While we may bounce on our Vuly trampolines because it’s fun, for many animals, bouncing is a way of life: a means to escape from predators or simply reach the best food. The ability to jump high is necessary for survival. Today, we want to look at some of the most incredible bouncing species in the world. They don’t need Vuly trampolines to achieve their peek, but maybe you can use one to try and match them!
This one’s for all the personal record-beaters out there; we’ll tell you about the amazing creatures that walk (or should we say, jump) the Earth to whom you can compare your best bounce. Use an app like Trampofit—or one of the ones that we’ve spoken about previously—to measure your trampoline rebound, and compare it to these super-leapers.
Remember: When you’re trying reach your maximum jump, always be aware of the height of your safety enclosure. Never try ‘double bouncing’ with another person to increase your bounce height.
Kangaroos are renowned for their leaping; you’d be forgiven for thinking that the Aussie Red has the best bounce in the animal kingdom. While their horizontal leap of 9 metres is impressive, it’s only about 6 times their body length.
Still, that’s far more than what even the best athletes can do on a trampoline; the record for highest trampoline bounce is 6.75 m, which is about 3.75 times the height of the average human. The world’s premier trampolinists would have to bounce twice just to match one bound of an average kangaroo!
While Kangaroos have a prodigious horizontal leap, the honour of highest vertical bounce amongst all mammals, relative to body size, goes to the Klipspringer. You wouldn’t guess by looking at them, but these African antelopes—with an average height of less than 1 m—can vertically jump an incredible 7.6m.

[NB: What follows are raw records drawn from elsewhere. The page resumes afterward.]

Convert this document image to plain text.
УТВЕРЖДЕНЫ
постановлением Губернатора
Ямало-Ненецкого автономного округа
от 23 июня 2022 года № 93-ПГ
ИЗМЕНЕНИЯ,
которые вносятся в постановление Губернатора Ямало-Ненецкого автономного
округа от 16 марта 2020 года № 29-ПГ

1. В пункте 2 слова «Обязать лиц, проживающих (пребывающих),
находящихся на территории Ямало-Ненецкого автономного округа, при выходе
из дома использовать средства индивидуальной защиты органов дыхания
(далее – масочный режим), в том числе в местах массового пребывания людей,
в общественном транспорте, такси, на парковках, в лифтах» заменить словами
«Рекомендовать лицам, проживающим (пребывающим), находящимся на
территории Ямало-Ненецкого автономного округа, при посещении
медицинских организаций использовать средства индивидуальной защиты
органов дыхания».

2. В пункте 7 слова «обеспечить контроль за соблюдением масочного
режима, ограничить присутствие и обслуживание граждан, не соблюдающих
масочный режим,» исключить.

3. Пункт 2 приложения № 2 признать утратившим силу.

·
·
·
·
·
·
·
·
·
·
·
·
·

Klipspringers use this amazing ability to jump between, and tip-toe along, very small ledges on rock faces. Not only is the leap of the Klipspringer very tall, their tiny hooves are also extremely precise; one can jump between outcroppings no larger than an Australian dollar coin! This is the gold standard of vertical bouncing for mammals, like us.
We’re not usually fans of spiders, and the freakish leap of the Jumping Spider puts us even more on edge! Over 5,000 species belong to the Jumping Spider family, and they’re named so for a reason; many can jump over 100 times their own body length. That’d be equivalent to a human jumping the length of two large aeroplanes! They use these leaps to creep up on, and surprise, their prey.

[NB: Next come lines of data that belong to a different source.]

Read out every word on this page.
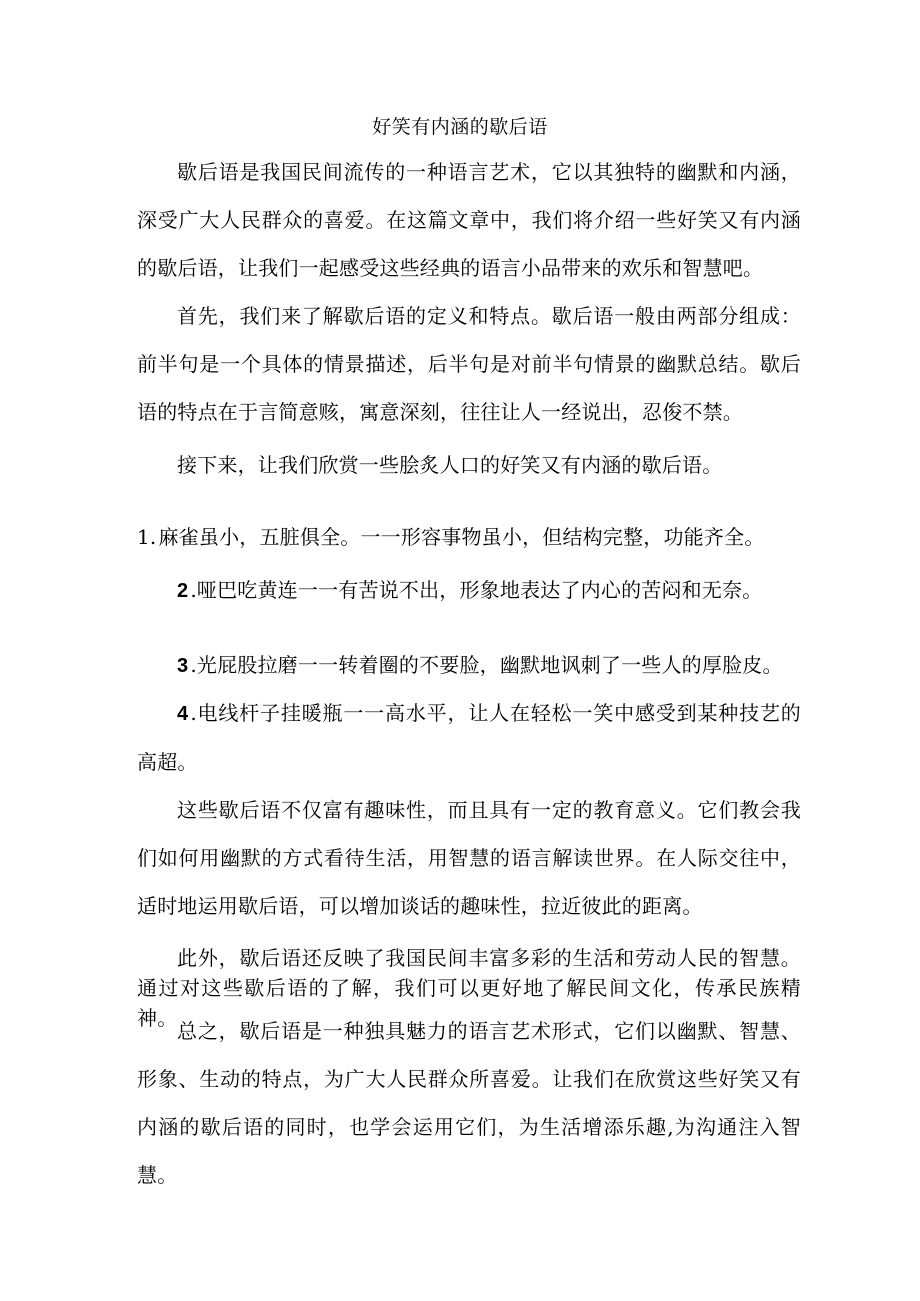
好笑有内涵的歇后语

歇后语是我国民间流传的一种语言艺术，它以其独特的幽默和内涵，深受广大人民群众的喜爱。在这篇文章中，我们将介绍一些好笑又有内涵的歇后语，让我们一起感受这些经典的语言小品带来的欢乐和智慧吧。

首先，我们来了解歇后语的定义和特点。歇后语一般由两部分组成：前半句是一个具体的情景描述，后半句是对前半句情景的幽默总结。歇后语的特点在于言简意赅，寓意深刻，往往让人一经说出，忍俊不禁。

接下来，让我们欣赏一些脍炙人口的好笑又有内涵的歇后语。

1. 麻雀虽小，五脏俱全。一一形容事物虽小，但结构完整，功能齐全。

2 .哑巴吃黄连一一有苦说不出，形象地表达了内心的苦闷和无奈。

3 .光屁股拉磨一一转着圈的不要脸，幽默地讽刺了一些人的厚脸皮。

4 .电线杆子挂暖瓶一一高水平，让人在轻松一笑中感受到某种技艺的高超。

这些歇后语不仅富有趣味性，而且具有一定的教育意义。它们教会我们如何用幽默的方式看待生活，用智慧的语言解读世界。在人际交往中，适时地运用歇后语，可以增加谈话的趣味性，拉近彼此的距离。

此外，歇后语还反映了我国民间丰富多彩的生活和劳动人民的智慧。通过对这些歇后语的了解，我们可以更好地了解民间文化，传承民族精神。

总之，歇后语是一种独具魅力的语言艺术形式，它们以幽默、智慧、形象、生动的特点，为广大人民群众所喜爱。让我们在欣赏这些好笑又有内涵的歇后语的同时，也学会运用它们，为生活增添乐趣,为沟通注入智慧。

Smaller critters, like bugs, are much better at leaping than mammals. Many have evolved complicated biological structures to generate the required energy and limbic control that larger creatures could never match. If you don’t like spiders, then perhaps even maintaining your distance won’t keep you safe!
If there ever were a more trampoline-like animal in the world than the flea, we want to know about it! It’s the spring-like system of the flea’s legs that make them such widespread parasites. Fleas can dig the spines on their feet into the ground and then suddenly release this ‘coil’ to launch themselves to almost unthinkable distances and heights—220 times their own body length and 150 times their own body height.

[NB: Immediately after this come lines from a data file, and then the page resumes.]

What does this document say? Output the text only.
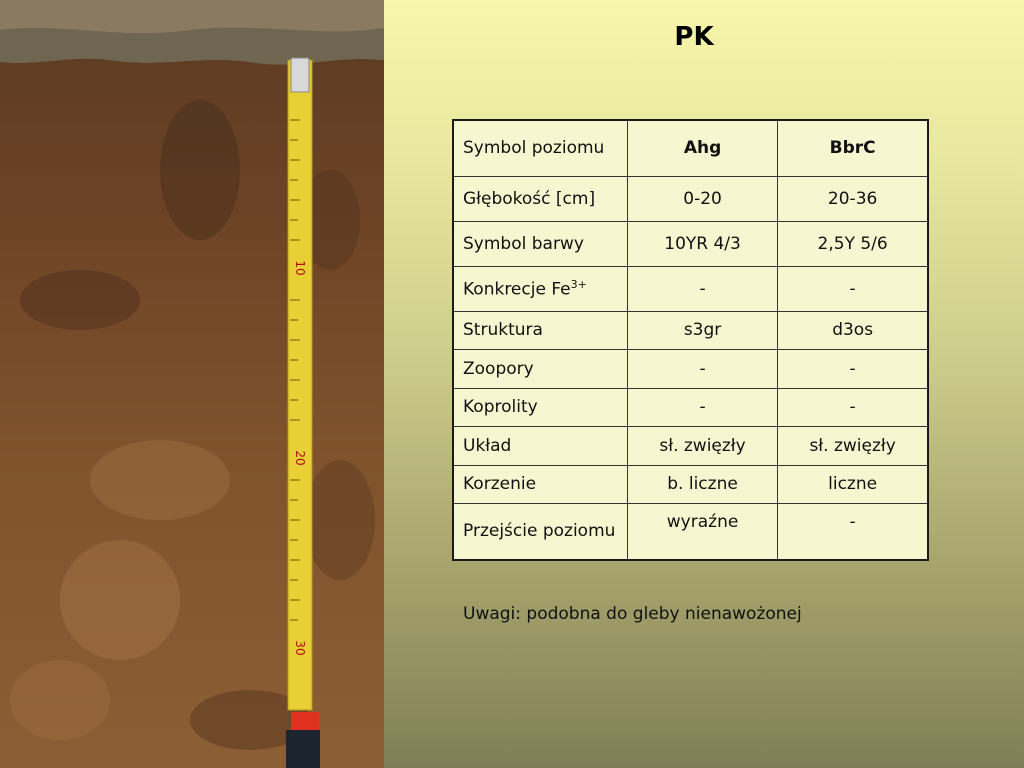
10
20
30
PK
Symbol poziomu	Ahg	BbrC
Głębokość [cm]	0-20	20-36
Symbol barwy	10YR 4/3	2,5Y 5/6
Konkrecje $Fe^{3+}$	-	-
Struktura	s3gr	d3os
Zoopory	-	-
Koprolity	-	-
Układ	sł. zwięzły	sł. zwięzły
Korzenie	b. liczne	liczne
Przejście poziomu	wyraźne	-
Uwagi: podobna do gleby nienawożonej
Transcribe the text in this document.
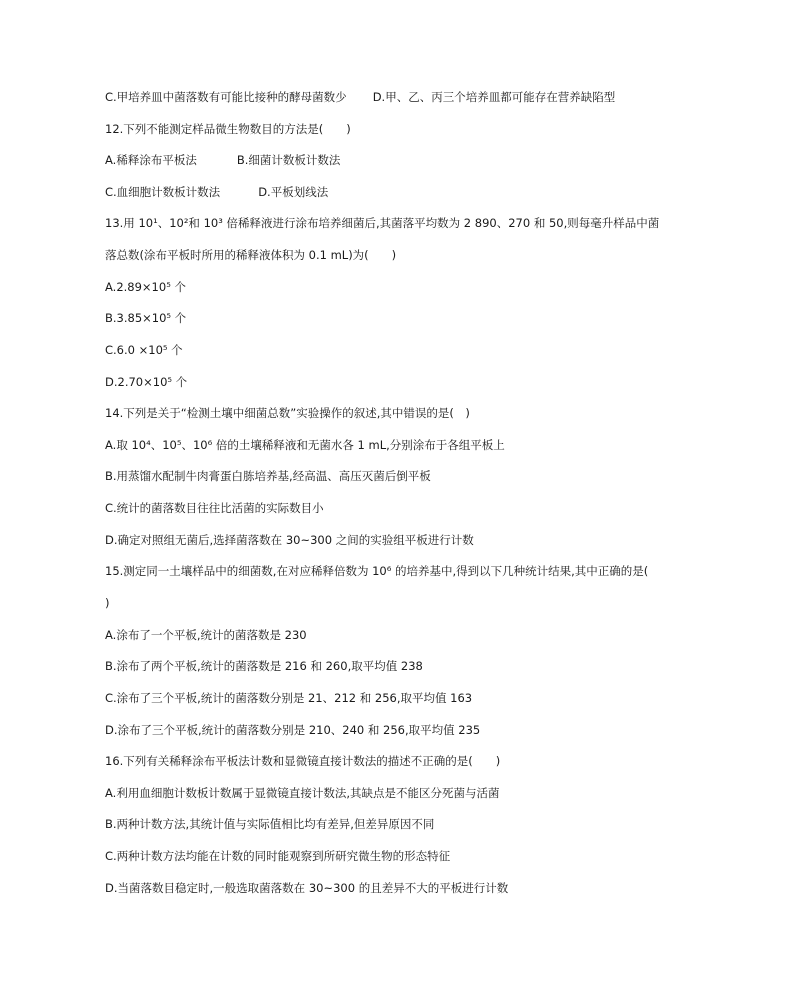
C.甲培养皿中菌落数有可能比接种的酵母菌数少 D.甲、乙、丙三个培养皿都可能存在营养缺陷型
12.下列不能测定样品微生物数目的方法是(　　)
A.稀释涂布平板法	B.细菌计数板计数法
C.血细胞计数板计数法	D.平板划线法
13.用 10¹、10²和 10³ 倍稀释液进行涂布培养细菌后,其菌落平均数为 2 890、270 和 50,则每毫升样品中菌
落总数(涂布平板时所用的稀释液体积为 0.1 mL)为(　　)
A.2.89×10⁵ 个
B.3.85×10⁵ 个
C.6.0 ×10⁵ 个
D.2.70×10⁵ 个
14.下列是关于“检测土壤中细菌总数”实验操作的叙述,其中错误的是(　)
A.取 10⁴、10⁵、10⁶ 倍的土壤稀释液和无菌水各 1 mL,分别涂布于各组平板上
B.用蒸馏水配制牛肉膏蛋白胨培养基,经高温、高压灭菌后倒平板
C.统计的菌落数目往往比活菌的实际数目小
D.确定对照组无菌后,选择菌落数在 30~300 之间的实验组平板进行计数
15.测定同一土壤样品中的细菌数,在对应稀释倍数为 10⁶ 的培养基中,得到以下几种统计结果,其中正确的是(
)
A.涂布了一个平板,统计的菌落数是 230
B.涂布了两个平板,统计的菌落数是 216 和 260,取平均值 238
C.涂布了三个平板,统计的菌落数分别是 21、212 和 256,取平均值 163
D.涂布了三个平板,统计的菌落数分别是 210、240 和 256,取平均值 235
16.下列有关稀释涂布平板法计数和显微镜直接计数法的描述不正确的是(　　)
A.利用血细胞计数板计数属于显微镜直接计数法,其缺点是不能区分死菌与活菌
B.两种计数方法,其统计值与实际值相比均有差异,但差异原因不同
C.两种计数方法均能在计数的同时能观察到所研究微生物的形态特征
D.当菌落数目稳定时,一般选取菌落数在 30~300 的且差异不大的平板进行计数
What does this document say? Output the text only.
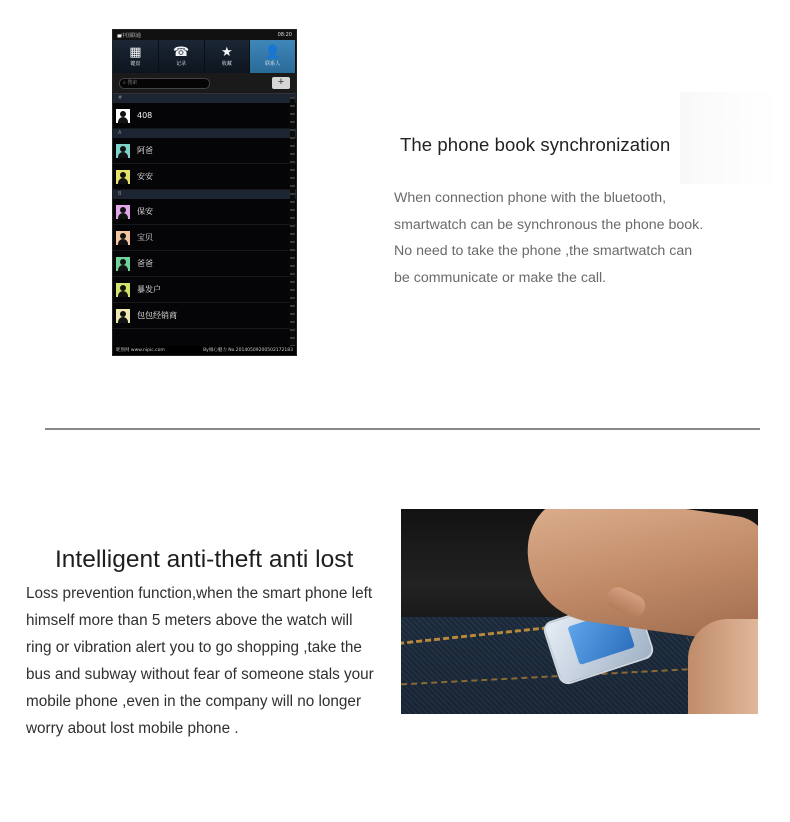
▮▮▮ 中国联通	08:20
▦
键盘
☎
记录
★
收藏
👤
联系人
⌕ 搜索	+
#
408
A
阿爸
安安
B
保安
宝贝
爸爸
暴发户
包包经销商
昵图网 www.nipic.com	By倾心魅力 No.20140509200502172183
The phone book synchronization
When connection phone with the bluetooth,
smartwatch can be synchronous the phone book.
No need to take the phone ,the smartwatch can
be communicate or make the call.
Intelligent anti-theft anti lost
Loss prevention function,when the smart phone left
himself more than 5 meters above the watch will
ring or vibration alert you to go shopping ,take the
bus and subway without fear of someone stals your
mobile phone ,even in the company will no longer
worry about lost mobile phone .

You could use a flea as a reference for an endurance challenge on your Vuly. How long would it take to bounce the equivalent of one of these uncanny bugs? Just for reference, when you have bounced the equivalent of a flea’s single leap, you’ll have done enough to leap over Infinity Tower, the tallest building in Brisbane!
We’re fascinated by those in the animal kingdom that can soar to heights that we can only dream of. What’s the highest that you can safely bounce on your Vuly?